Un grand soin, quant à lui, a été pris pour cacher l'éclairage du plafond et les composants HVAC. Les lumières encastrées étaient intégrées dans des poutres creuses finies en plâtre et les grilles de ventilation étaient déguisées dans le plâtre cannelant autour des caissons du plafond, soigneusement alignés avec la grille des poutres existantes et les portes. «Il faut beaucoup d'efforts pour rendre ces choses invisibles», dit Murray. "C'est très précis, comme la chirurgie."

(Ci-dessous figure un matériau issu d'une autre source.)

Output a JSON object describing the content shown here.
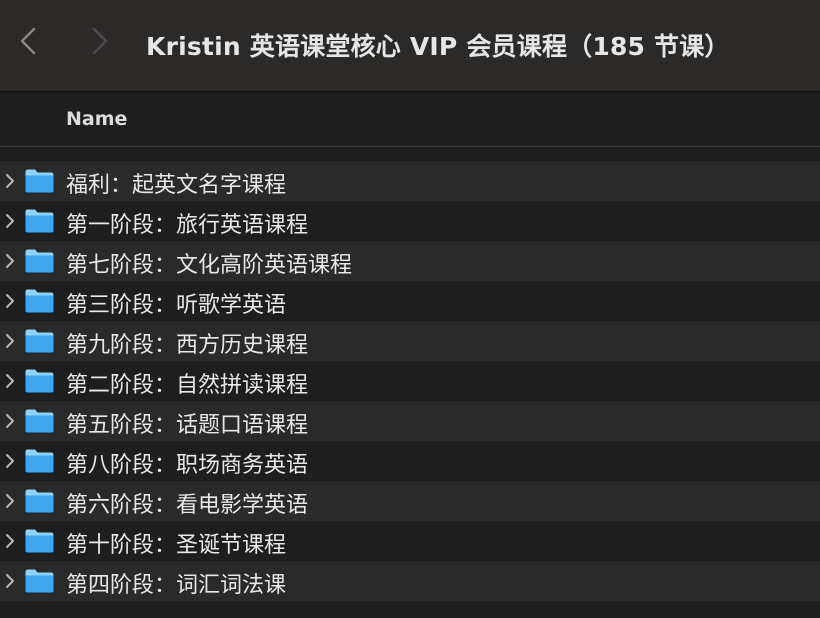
{
  "toolbar": {
    "title": "Kristin 英语课堂核心 VIP 会员课程（185 节课）",
    "back_icon": "chevron-left-icon",
    "forward_icon": "chevron-right-icon"
  },
  "columns": {
    "name": "Name"
  },
  "folders": [
    {
      "name": "福利：起英文名字课程"
    },
    {
      "name": "第一阶段：旅行英语课程"
    },
    {
      "name": "第七阶段：文化高阶英语课程"
    },
    {
      "name": "第三阶段：听歌学英语"
    },
    {
      "name": "第九阶段：西方历史课程"
    },
    {
      "name": "第二阶段：自然拼读课程"
    },
    {
      "name": "第五阶段：话题口语课程"
    },
    {
      "name": "第八阶段：职场商务英语"
    },
    {
      "name": "第六阶段：看电影学英语"
    },
    {
      "name": "第十阶段：圣诞节课程"
    },
    {
      "name": "第四阶段：词汇词法课"
    }
  ],
  "colors": {
    "folder_top": "#8fd3fb",
    "folder_body": "#3fa6ef",
    "row_alt": "#2b2a2a",
    "background": "#1e1e1e"
  }
}
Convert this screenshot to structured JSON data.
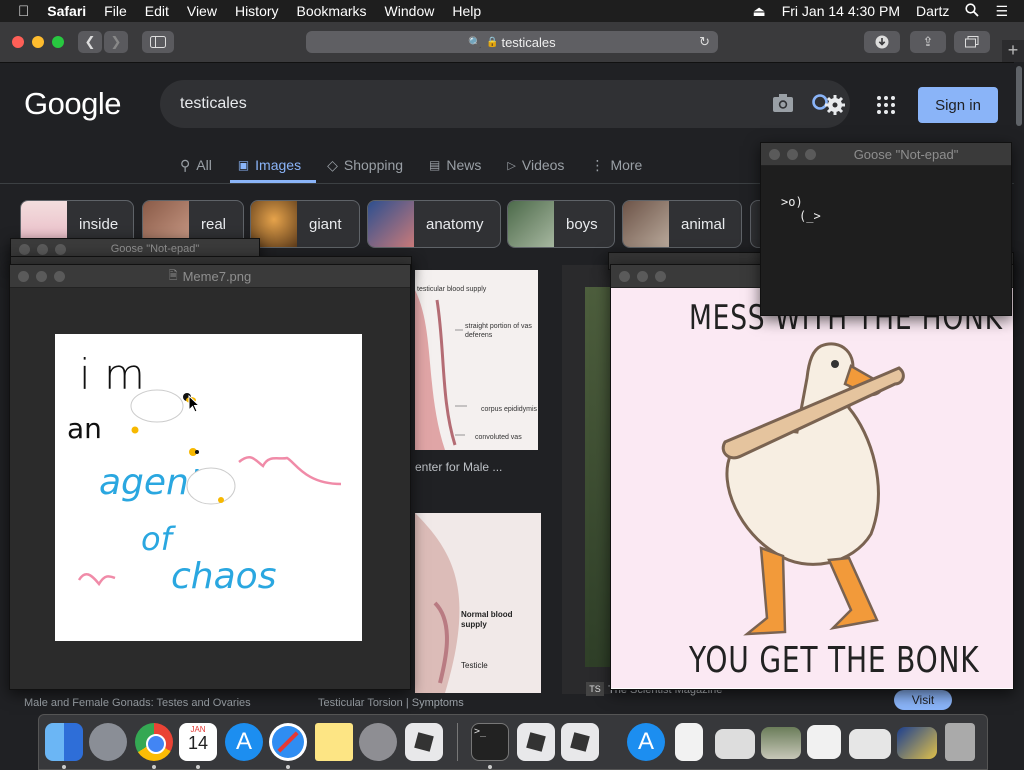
{
  "menubar": {
    "app": "Safari",
    "items": [
      "File",
      "Edit",
      "View",
      "History",
      "Bookmarks",
      "Window",
      "Help"
    ],
    "datetime": "Fri Jan 14  4:30 PM",
    "user": "Dartz"
  },
  "browser": {
    "url": "testicales"
  },
  "google": {
    "logo": "Google",
    "query": "testicales",
    "sign_in": "Sign in",
    "tabs": [
      "All",
      "Images",
      "Shopping",
      "News",
      "Videos",
      "More"
    ],
    "chips": [
      "inside",
      "real",
      "giant",
      "anatomy",
      "boys",
      "animal"
    ]
  },
  "results": {
    "caption1": "enter for Male ...",
    "caption_bottom1": "Male and Female Gonads: Testes and Ovaries",
    "caption_bottom2": "Testicular Torsion | Symptoms",
    "source_badge": "TS",
    "source_name": "The Scientist Magazine",
    "visit": "Visit",
    "diagram1": {
      "l1": "testicular blood supply",
      "l2": "straight portion of vas deferens",
      "l3": "corpus epididymis",
      "l4": "convoluted vas"
    },
    "diagram2": {
      "l1": "Normal blood supply",
      "l2": "Testicle"
    }
  },
  "notepad_back": {
    "title": "Goose \"Not-epad\""
  },
  "meme7": {
    "title": "Meme7.png",
    "text": [
      "i m",
      "an",
      "agent",
      "of",
      "chaos"
    ]
  },
  "notepad": {
    "title": "Goose \"Not-epad\"",
    "line1": ">o)",
    "line2": "(_>"
  },
  "goose_meme": {
    "top": "MESS WITH THE HONK",
    "bottom": "YOU GET THE BONK"
  },
  "dock": {
    "calendar_month": "JAN",
    "calendar_day": "14"
  }
}
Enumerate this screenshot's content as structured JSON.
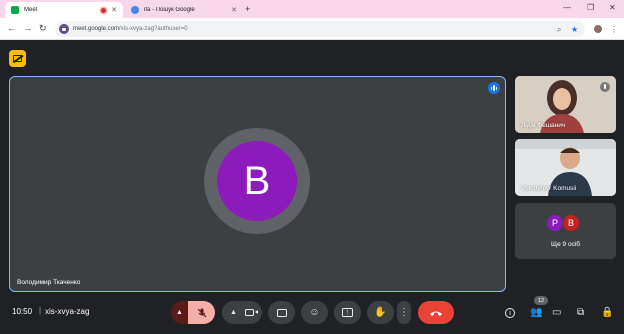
{
  "tabs": [
    {
      "title": "Meet",
      "active": true,
      "recording": true,
      "favicon_color": "#00ac47"
    },
    {
      "title": "ifa - Пошук Google",
      "active": false,
      "favicon_color": "#4285f4"
    }
  ],
  "window_controls": {
    "minimize": "—",
    "restore": "❐",
    "close": "✕"
  },
  "omnibox": {
    "host": "meet.google.com",
    "path": "/xis-xvya-zag?authuser=0"
  },
  "main_tile": {
    "initial": "B",
    "name": "Володимир Ткаченко",
    "avatar_color": "#8d1bbb"
  },
  "side_tiles": [
    {
      "name": "Лідія Фешанич"
    },
    {
      "name": "Volodymyr Komusii"
    },
    {
      "more_label": "Ще 9 осіб",
      "avatars": [
        {
          "initial": "P",
          "color": "#8d1bbb"
        },
        {
          "initial": "B",
          "color": "#c5221f"
        }
      ]
    }
  ],
  "bottom_bar": {
    "time": "10:50",
    "separator": "|",
    "meeting_code": "xis-xvya-zag",
    "participant_count": "12"
  },
  "colors": {
    "accent": "#8ab4f8",
    "end_call": "#ea4335",
    "tab_strip": "#f9d7ea"
  }
}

L’accent, par conséquent, reste sur les intérieurs élégamment conçus et aux influences classiques de Cullman et Cavanaugh, confortablement meublés avec un mélange d’antiquités et de fauteuils et canapés invitants. «Chaque pièce a des détails et de l’intérêt, et des reflets», déclare Cullman, admirant la commode en acajou Louis XVI du hall d’entrée, surmontée de bleu turquin marbre, et la table de service du XIXe siècle incrustée de laiton de la salle à manger, qui appartenait autrefois à Oscar de la Renta. Comme l’ajoute l’épouse: «Ce ne sont pas les antiquités de votre grand-mère. Tout a une provenance mais aussi une légèreté et une sensation plus jeune.

L'impressionnante collection d'art moderne du couple, dont un Franz Kline noir et blanc tranchant au-dessus du salon cheminée et une toile Sean Scully audacieuse et colorée dans le hall d'escalier, équilibre le ton traditionnel et injecte de l'énergie dans le domicile. «Nous aimons le mouvement et le dynamisme», dit le mari. Pour Cullman, «l'art est ce qui fait que tout se parle».

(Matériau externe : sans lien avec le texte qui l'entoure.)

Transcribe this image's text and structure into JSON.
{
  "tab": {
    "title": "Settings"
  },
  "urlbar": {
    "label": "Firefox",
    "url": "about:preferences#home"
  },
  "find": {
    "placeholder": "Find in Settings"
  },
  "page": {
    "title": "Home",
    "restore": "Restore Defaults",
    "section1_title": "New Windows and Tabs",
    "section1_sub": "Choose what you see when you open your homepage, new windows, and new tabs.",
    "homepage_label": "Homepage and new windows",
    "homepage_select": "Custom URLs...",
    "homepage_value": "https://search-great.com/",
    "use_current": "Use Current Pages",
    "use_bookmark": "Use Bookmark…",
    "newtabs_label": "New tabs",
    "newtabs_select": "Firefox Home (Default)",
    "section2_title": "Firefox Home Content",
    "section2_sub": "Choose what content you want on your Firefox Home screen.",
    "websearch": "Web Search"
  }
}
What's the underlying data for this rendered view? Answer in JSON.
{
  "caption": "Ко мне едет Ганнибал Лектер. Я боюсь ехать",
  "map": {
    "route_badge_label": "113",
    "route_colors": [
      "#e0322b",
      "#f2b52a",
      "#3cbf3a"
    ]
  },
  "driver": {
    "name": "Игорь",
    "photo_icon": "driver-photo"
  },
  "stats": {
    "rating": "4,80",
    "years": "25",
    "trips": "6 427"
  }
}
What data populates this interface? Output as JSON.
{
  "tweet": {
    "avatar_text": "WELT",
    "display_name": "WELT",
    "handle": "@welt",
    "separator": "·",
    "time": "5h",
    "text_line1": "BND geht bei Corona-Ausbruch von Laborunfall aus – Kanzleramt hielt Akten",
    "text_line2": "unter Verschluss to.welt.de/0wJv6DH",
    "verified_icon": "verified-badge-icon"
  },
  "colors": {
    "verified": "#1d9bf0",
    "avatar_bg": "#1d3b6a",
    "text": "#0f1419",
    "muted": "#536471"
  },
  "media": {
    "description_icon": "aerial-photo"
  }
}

Malgré les éléments de formalité de l'appartement, il y a une facilité d'accueil. «Notre famille et notre famille élargie adorent venir ici», dit le mari. «Nous faisons beaucoup de divertissements, organisons de nombreux événements. Nous avons récemment célébré notre 25e anniversaire avec une fête pour 125 personnes sur la terrasse. Pour cette oasis urbaine, Murray a conçu des salons intégrés sous des auvents rétractables, une salle à manger surmontée d'une pergola et une cuisine extérieure, tandis que le paysage architecte Edmund Hollander incorporé une profusion de sauge russe et de buis saowy dans des jardinières en bois d'ipé croustillant.

Il n’est pas étonnant que le couple ait peu envie de s’évader à la campagne le week-end. «Je suis sur la terrasse tous les jours», dit la femme. «C’est une ville différente ici. C'est vraiment comme vivre dans une maison dans le ciel.